Home

Awesome

fetchbot build status Go Reference

Package fetchbot provides a simple and flexible web crawler that follows the robots.txt policies and crawl delays.

It is very much a rewrite of gocrawl with a simpler API, less features built-in, but at the same time more flexibility. As for Go itself, sometimes less is more!

Installation

To install, simply run in a terminal:

go get github.com/PuerkitoBio/fetchbot

The package has a single external dependency, robotstxt. It also integrates code from the iq package.

The API documentation is available on godoc.org.

Changes

Usage

The following example (taken from /example/short/main.go) shows how to create and start a Fetcher, one way to send commands, and how to stop the fetcher once all commands have been handled.

package main

import (
	"fmt"
	"net/http"

	"github.com/PuerkitoBio/fetchbot"
)

func main() {
	f := fetchbot.New(fetchbot.HandlerFunc(handler))
	queue := f.Start()
	queue.SendStringHead("http://google.com", "http://golang.org", "http://golang.org/doc")
	queue.Close()
}

func handler(ctx *fetchbot.Context, res *http.Response, err error) {
	if err != nil {
		fmt.Printf("error: %s\n", err)
		return
	}
	fmt.Printf("[%d] %s %s\n", res.StatusCode, ctx.Cmd.Method(), ctx.Cmd.URL())
}

A more complex and complete example can be found in the repository, at /example/full/.

Fetcher

Basically, a Fetcher is an instance of a web crawler, independent of other Fetchers. It receives Commands via the Queue, executes the requests, and calls a Handler to process the responses. A Command is an interface that tells the Fetcher which URL to fetch, and which HTTP method to use (i.e. "GET", "HEAD", ...).

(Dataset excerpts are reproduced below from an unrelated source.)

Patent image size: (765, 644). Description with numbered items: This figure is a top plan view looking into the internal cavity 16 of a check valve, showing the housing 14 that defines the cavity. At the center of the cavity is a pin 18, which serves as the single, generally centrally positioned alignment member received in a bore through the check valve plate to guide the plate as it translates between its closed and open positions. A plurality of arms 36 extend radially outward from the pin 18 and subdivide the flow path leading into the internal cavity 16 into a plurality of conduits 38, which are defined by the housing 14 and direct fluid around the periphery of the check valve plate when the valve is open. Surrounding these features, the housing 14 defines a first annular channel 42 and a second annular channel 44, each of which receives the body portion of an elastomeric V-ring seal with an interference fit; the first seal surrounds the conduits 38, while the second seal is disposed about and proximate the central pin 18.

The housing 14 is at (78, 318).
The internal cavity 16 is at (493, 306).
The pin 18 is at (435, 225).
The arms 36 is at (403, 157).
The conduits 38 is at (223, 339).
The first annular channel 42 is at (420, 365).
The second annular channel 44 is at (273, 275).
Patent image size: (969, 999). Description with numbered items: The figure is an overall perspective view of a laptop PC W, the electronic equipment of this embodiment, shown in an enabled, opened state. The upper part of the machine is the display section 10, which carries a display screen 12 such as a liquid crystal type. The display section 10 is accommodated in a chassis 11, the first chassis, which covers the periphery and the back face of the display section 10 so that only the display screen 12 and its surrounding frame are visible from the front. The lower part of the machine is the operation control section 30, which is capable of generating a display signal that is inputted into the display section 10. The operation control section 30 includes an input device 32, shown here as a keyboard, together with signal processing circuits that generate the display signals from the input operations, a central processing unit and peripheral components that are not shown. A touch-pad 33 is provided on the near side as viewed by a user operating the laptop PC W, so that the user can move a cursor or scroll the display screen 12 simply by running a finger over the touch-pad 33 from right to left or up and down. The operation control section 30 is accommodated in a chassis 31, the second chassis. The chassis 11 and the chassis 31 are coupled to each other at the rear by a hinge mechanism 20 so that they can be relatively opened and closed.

A call to Fetcher.Start() returns the Queue associated with this Fetcher. This is the thread-safe object that can be used to send commands, or to stop the crawler.

Both the Command and the Handler are interfaces, and may be implemented in various ways. They are defined like so:

type Command interface {
	URL() *url.URL
	Method() string
}
type Handler interface {
	Handle(*Context, *http.Response, error)
}

A Context is a struct that holds the Command and the Queue, so that the Handler always knows which Command initiated this call, and has a handle to the Queue.

A Handler is similar to the net/http Handler, and middleware-style combinations can be built on top of it. A HandlerFunc type is provided so that simple functions with the right signature can be used as Handlers (like net/http.HandlerFunc), and there is also a multiplexer Mux that can be used to dispatch calls to different Handlers based on some criteria.

Command-related Interfaces

The Fetcher recognizes a number of interfaces that the Command may implement, for more advanced needs.

Since the Command is an interface, it can be a custom struct that holds additional information, such as an ID for the URL (e.g. from a database), or a depth counter so that the crawling stops at a certain depth, etc. For basic commands that don't require additional information, the package provides the Cmd struct that implements the Command interface. This is the Command implementation used when using the various Queue.SendString* methods.

There is also a convenience HandlerCmd struct for the commands that should be handled by a specific callback function. It is a Command with a Handler interface implementation.

Fetcher Options

The Fetcher has a number of fields that provide further customization:

What fetchbot doesn't do - especially compared to gocrawl - is that it doesn't keep track of already visited URLs, and it doesn't normalize the URLs. This is outside the scope of this package - all commands sent on the Queue will be fetched. Normalization can easily be done (e.g. using purell) before sending the Command to the Fetcher. How to keep track of visited URLs depends on the use-case of the specific crawler, but for an example, see /example/full/main.go.

License

The BSD 3-Clause license, the same as the Go language. The iq package source code is under the CDDL-1.0 license (details in the source file).